あにちゃん先輩
入学式
ジリジリジリジリーー!!
目覚まし時計がけたたましく室内に鳴り響く。
布団が小さな山をつくり、それは規則正しく上下していた。
ジリジリジリジリーー!!
まだ起きない、そろそろ近所迷惑なんじゃないかという時、
ジリジッダン!
上から振り下ろされた手は目覚まし時計が壊れるくらいに強く叩きつけて止めた。
この手の主からは若干の苛つきが感じられた。
もぞもぞと動き出し、やっと起き上がった。
「ふゎ・・・んーー!」
大きく伸びをして寝ぼけ目で頭の近くに置いてあった携帯を手探りをしてようやくそれらしき物に当たり、携帯を手に取ると少し操作をした後に声が聞こえてきた。
『おはようハル。
家の戸締まり・ガスの元栓はしっかり閉めてね。今日も1日頑張って!!俺も仕事頑張って行って来るね!!家の事、よろしくね。バイバーイ!プツップーップーッ』
それはとても優しく、頭の中にすぅっと入ってくる様な声だ。
これは日課で、この声でいつも朝を迎える。
(一体何回この言葉を聞いただろう。いつも裕にいのおはよう、と言う声を聞かないとしっかりと目が覚めない。
お陰で今でも兄離れ出来ていないし。

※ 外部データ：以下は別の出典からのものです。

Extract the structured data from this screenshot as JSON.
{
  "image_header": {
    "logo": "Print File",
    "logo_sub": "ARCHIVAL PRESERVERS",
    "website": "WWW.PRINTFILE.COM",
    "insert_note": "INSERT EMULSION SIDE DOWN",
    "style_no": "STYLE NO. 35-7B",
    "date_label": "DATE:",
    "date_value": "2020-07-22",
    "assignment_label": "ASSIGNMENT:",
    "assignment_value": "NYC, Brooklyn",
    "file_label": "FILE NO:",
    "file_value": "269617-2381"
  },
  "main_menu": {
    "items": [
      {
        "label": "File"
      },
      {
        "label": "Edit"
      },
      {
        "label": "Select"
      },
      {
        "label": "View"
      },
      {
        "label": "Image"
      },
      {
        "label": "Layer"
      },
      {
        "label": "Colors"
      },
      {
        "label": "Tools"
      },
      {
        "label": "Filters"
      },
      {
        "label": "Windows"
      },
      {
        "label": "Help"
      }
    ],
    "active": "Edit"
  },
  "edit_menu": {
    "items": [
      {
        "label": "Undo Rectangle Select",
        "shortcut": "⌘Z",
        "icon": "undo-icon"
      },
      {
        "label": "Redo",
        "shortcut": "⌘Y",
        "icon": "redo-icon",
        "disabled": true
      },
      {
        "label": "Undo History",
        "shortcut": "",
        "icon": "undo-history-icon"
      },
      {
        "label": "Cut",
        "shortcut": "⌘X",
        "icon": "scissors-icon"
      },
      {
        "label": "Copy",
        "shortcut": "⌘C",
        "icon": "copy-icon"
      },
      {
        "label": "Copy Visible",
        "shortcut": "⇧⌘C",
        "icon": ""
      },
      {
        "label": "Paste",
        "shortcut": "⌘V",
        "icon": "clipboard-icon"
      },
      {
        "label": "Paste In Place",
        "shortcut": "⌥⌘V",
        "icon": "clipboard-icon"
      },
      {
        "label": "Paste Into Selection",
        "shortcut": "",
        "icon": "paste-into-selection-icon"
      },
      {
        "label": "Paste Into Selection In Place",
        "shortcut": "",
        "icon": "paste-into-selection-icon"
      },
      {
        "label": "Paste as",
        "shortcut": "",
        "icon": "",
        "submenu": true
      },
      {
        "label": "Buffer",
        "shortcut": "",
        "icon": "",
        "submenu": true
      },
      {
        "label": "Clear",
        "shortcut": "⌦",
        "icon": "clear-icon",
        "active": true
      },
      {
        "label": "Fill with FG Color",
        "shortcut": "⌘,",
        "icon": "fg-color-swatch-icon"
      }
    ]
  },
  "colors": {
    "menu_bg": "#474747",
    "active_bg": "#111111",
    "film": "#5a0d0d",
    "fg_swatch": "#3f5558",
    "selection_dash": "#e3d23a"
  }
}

)
「はあ…そろそろ兄離れしなくちゃ。高校生にもなるというのに」
短いため息を吐き、携帯を閉じた。
外から雀の鳴き声が聞こえてきて、窓へ向かった。
シャッとカーテンを開けて、朝日を浴び、少し眩しいのか片手で顔の前に影を作った。
空気を入れるために、窓を開けて新鮮な空気を吸い込む。
(んー・・・清々しい朝ですなぁ)
外で雀が二匹仲良く木の枝にとまっているのに目がいった。
一匹は片方の翼を広げ羽を整えていた。もう一匹は首を左右に動かしている。二匹とも見ていて可愛いらしい。
笑みを浮かべてそっと手を伸ばすと驚いてバサバサと翼を広げて空高く逃げて行ってしまった。
「行っちゃった」
もう興味がないのか直ぐに体の向きを変えて、そのまま洗面所へと歩きだした。